21 Mayıs 2016 Cumartesi

DİVAN-I KEBİR 2 CİLT 2970 İNCİ BEYİT

2970.( Mevlana Hazretleri Tanrı dostu sevgili olmanın yolunu anlatıyor)
Şeker kamışlığındaki duduların (Allah’tan öğrendiklerini tatlılıkla söyleyen kişinin) nağmelerinden söğüt ağacı oynayıp duruyor, çınar, iki elceğizi çırpıyor.

O arılık, o neşe (Bir şey yemeden içmeden insanın üzerine gelen anlatılması güç hoş duygu) olayı geldi-geçti mi aşk sufileri (Tasavvuf ilmiyle uğraşarak bu yolla Allah’a ulaşmaya çalışanlar), sarhoş gibi birbirlerine sarılırlar.

Sel nasıl durup dinlenmez, ta denize dek, akıp giderse can da Elest birliğini (Allah’ın.” Ben sizin rabbiniz değil miyim” sorusunun sorulduğu yer ve zamana kadar) anar da sarhoşçasına bedenden fırlar çıkar.

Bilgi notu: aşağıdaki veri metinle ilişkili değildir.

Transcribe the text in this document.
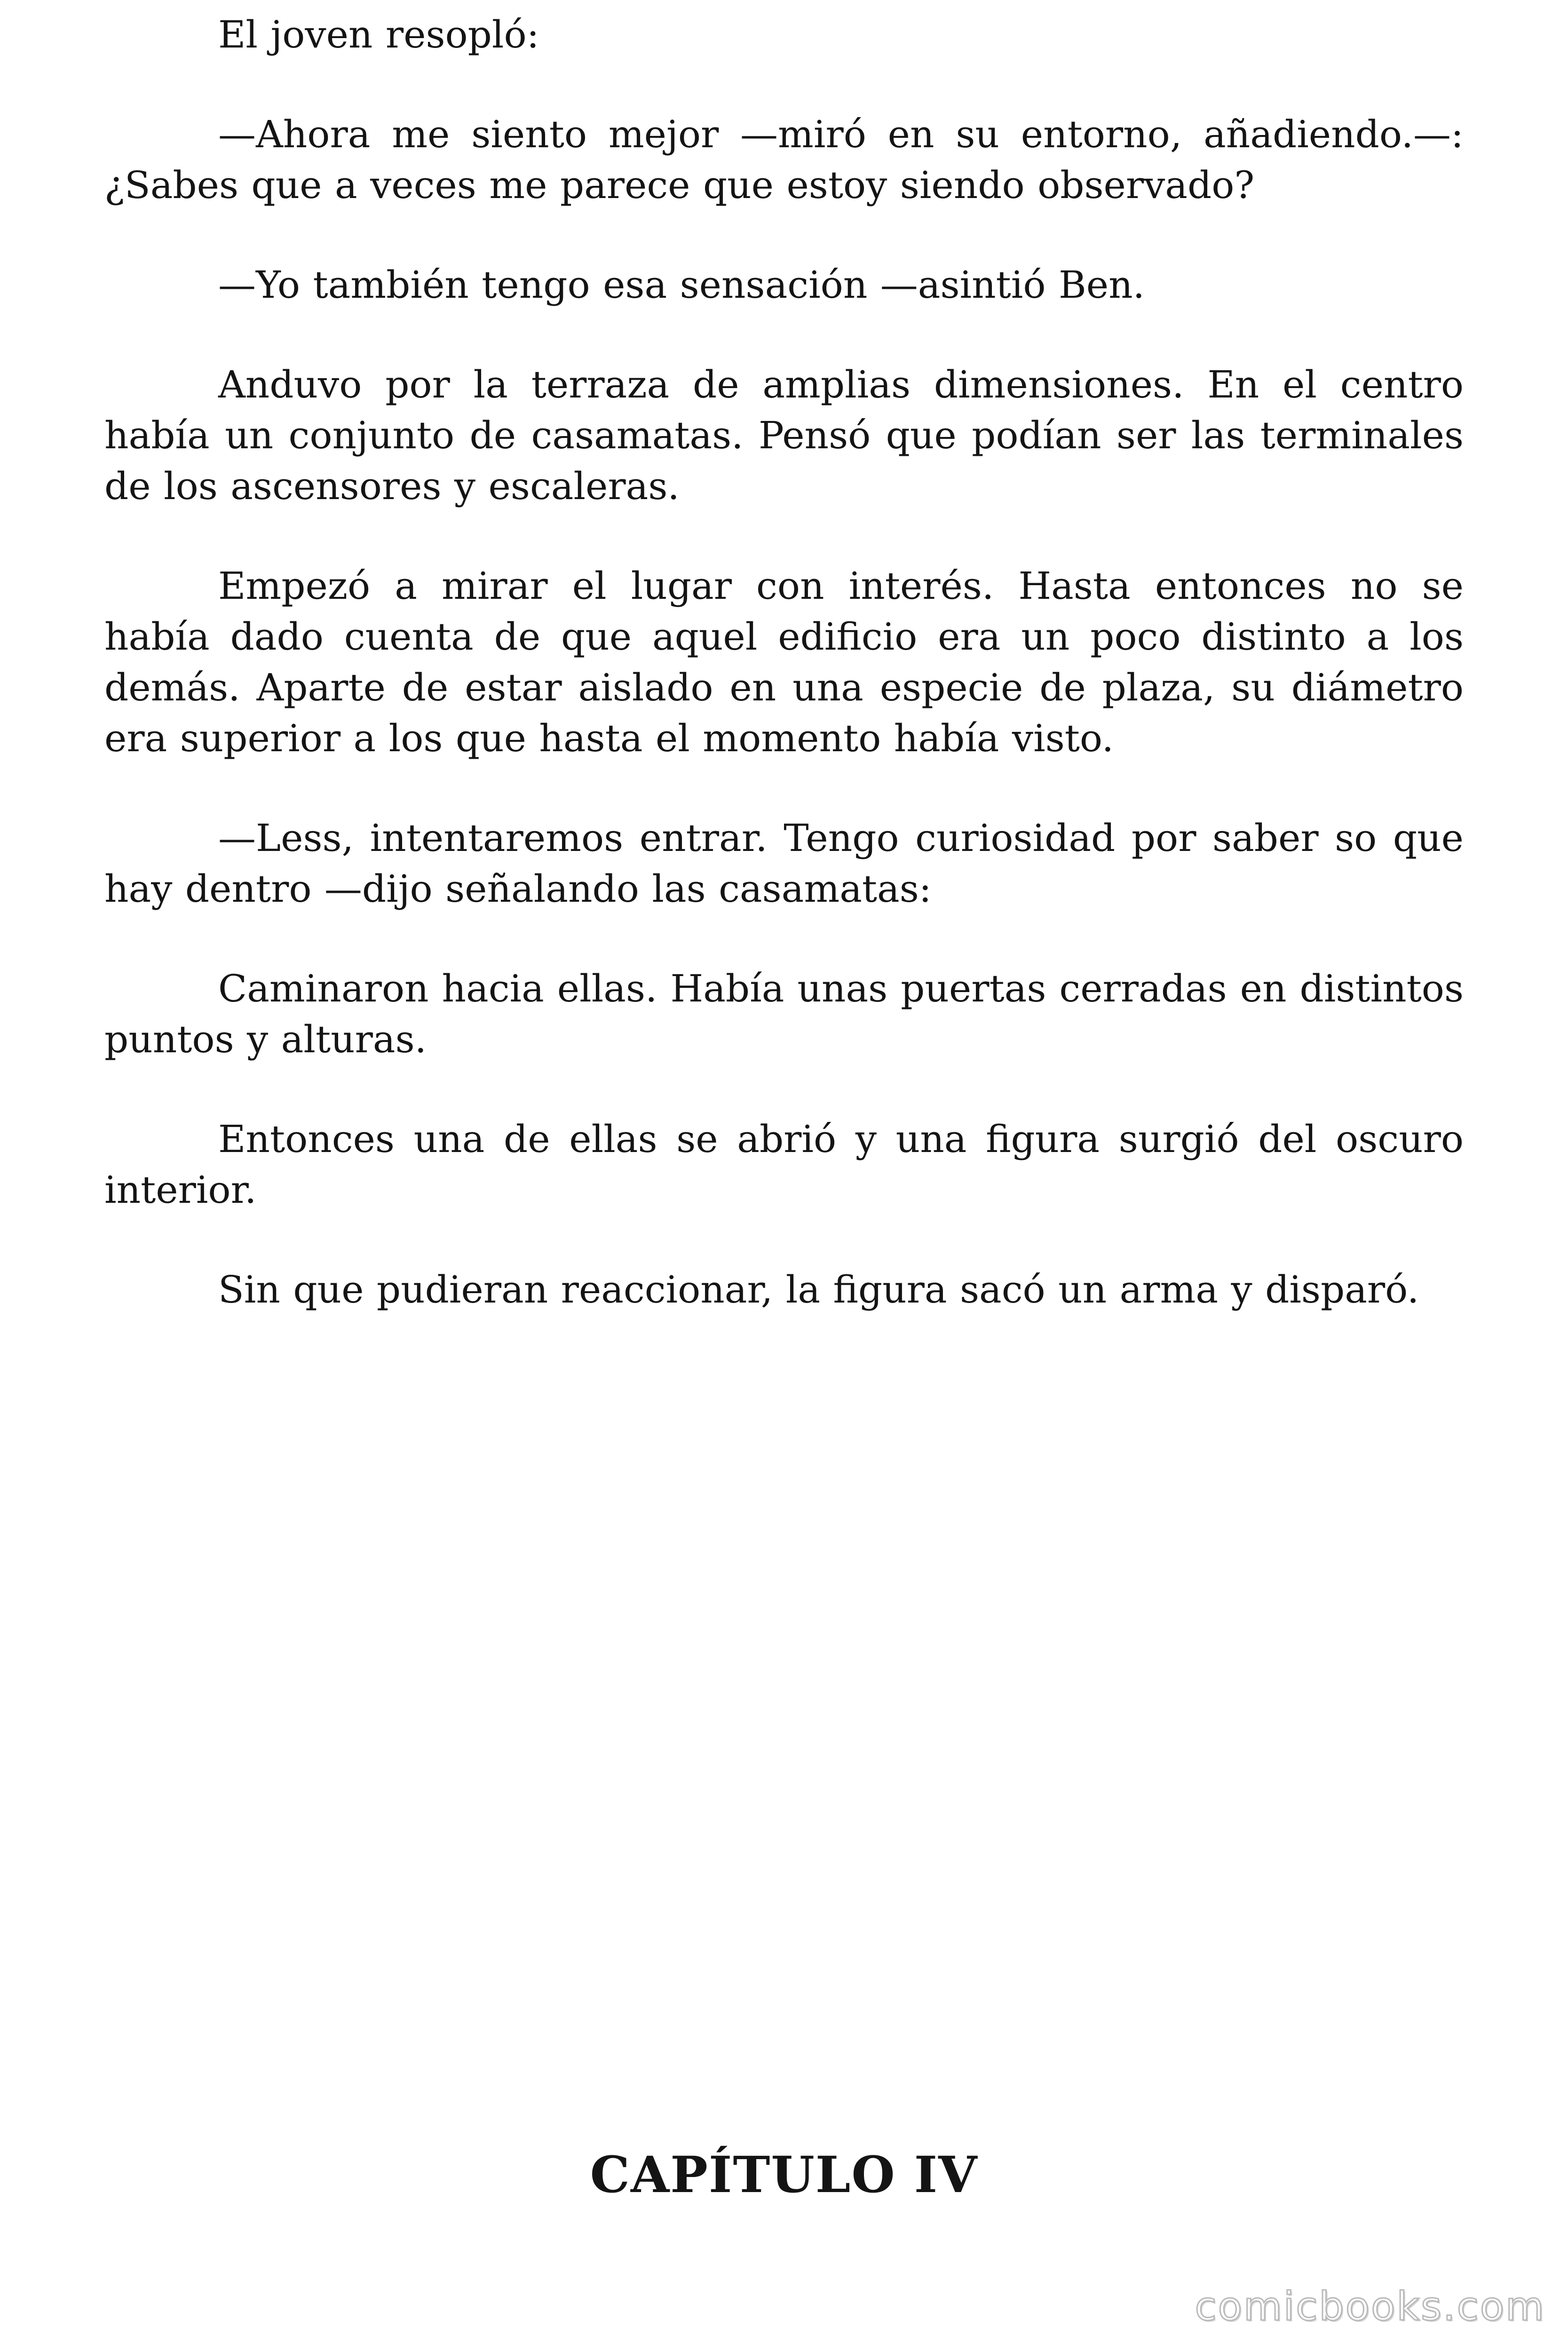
El joven resopló:

—Ahora me siento mejor —miró en su entorno, añadiendo.—: ¿Sabes que a veces me parece que estoy siendo observado?

—Yo también tengo esa sensación —asintió Ben.

Anduvo por la terraza de amplias dimensiones. En el centro había un conjunto de casamatas. Pensó que podían ser las terminales de los ascensores y escaleras.

Empezó a mirar el lugar con interés. Hasta entonces no se había dado cuenta de que aquel edificio era un poco distinto a los demás. Aparte de estar aislado en una especie de plaza, su diámetro era superior a los que hasta el momento había visto.

—Less, intentaremos entrar. Tengo curiosidad por saber so que hay dentro —dijo señalando las casamatas:

Caminaron hacia ellas. Había unas puertas cerradas en distintos puntos y alturas.

Entonces una de ellas se abrió y una figura surgió del oscuro interior.

Sin que pudieran reaccionar, la figura sacó un arma y disparó.

CAPÍTULO IV
comicbooks.com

Cüz (Bütünün küçük bir parçası), tüm yayından bir ok gibi fırlar-gider;
Fakat tümden başka gidecek bir amacı, bir yeri yoktur onun.

Can, binlerce deriden dışarı çıkar, bir hoşça yola düşer;
Ebedilik yurdundadır işi-gücü.

Gerçeklerin canları, o adlı-sanlı cana kavuşmak, ondan murada ermek için hem ona sarılmıştır, onun eteğini tutmuştur.

Canlar, aşkla onun eteğine yapışmıştır, o da ercesine, Kutup gibi hani, o ezeli eteğe sarılmıştır, o eteği tutmuştur.

A gönül, Tebriz’e git de bunu Tanrı Şems’ine sor;
Sor, öğren de manalar Burak’ına bin.

Güzelim, herkes, kendi cinsiyle uzlaşmış, kendi cinsiyle kaynaşmıştır;
Herkes kendi tabiatına lâyık birisini dost edinmiştir.
Fakat gönlünde senin dağın olan, hiç kimseyi seçemez;

Sana av olan, nasıl olur da avlanabilir?
                          ***   
DİVAN-I KEBİR 2 CİLT MEVLÂNÂ CELÂLEDDİN
Hazırlayan: Abdulbaki GÖLPINARLI
İstanbul REMZİ KİTABEVİ 93
                             **
Neler öğrendik;
1.    Her küçük parçanın ait olduğu büyük parçaya katılmak için uğraşı verdiğini öğrendik.
2.    Allah’ın sözlerini kendi tatlılığıyla karıştırıp sunan güzel insanlar olduğunu öğrendik.
3.    Her varlığın yok olmak istemediğini, ebedi var olmak için çareler aradığını, ebedi var olma yolunu bulmuşların eteklerine yapıştıklarını, tutunduklarını öğrendik.
4.    Şems Hazretlerinin gönül verenlerin gizlenmiş manalara hızlıca kavuştuğunu öğrendik.
5.    Herkesin kendi cinsiyle aralarındaki düşünce ve çıkar ayrılığını, karşılıklı ödünlerle kaldırarak uyuştuğunu, karşılıklı anlaşmak ve uygun duruma getirmek için uğraşı verdiğini öğrendik.
6.    Herkesin huyuna uygun,  zevk ve beğenisini içine alan özelliklerdeki kişilere yakınlaştığını öğrendik.
                                  *
İşte böyle yaren;
Tebriz’li Tanrı Şems’inin gönlümüzde bir dağ olduğunu, avını kendisinin seçtiğini, avlamayı kendisinin yaptığını öğrendik, anladık.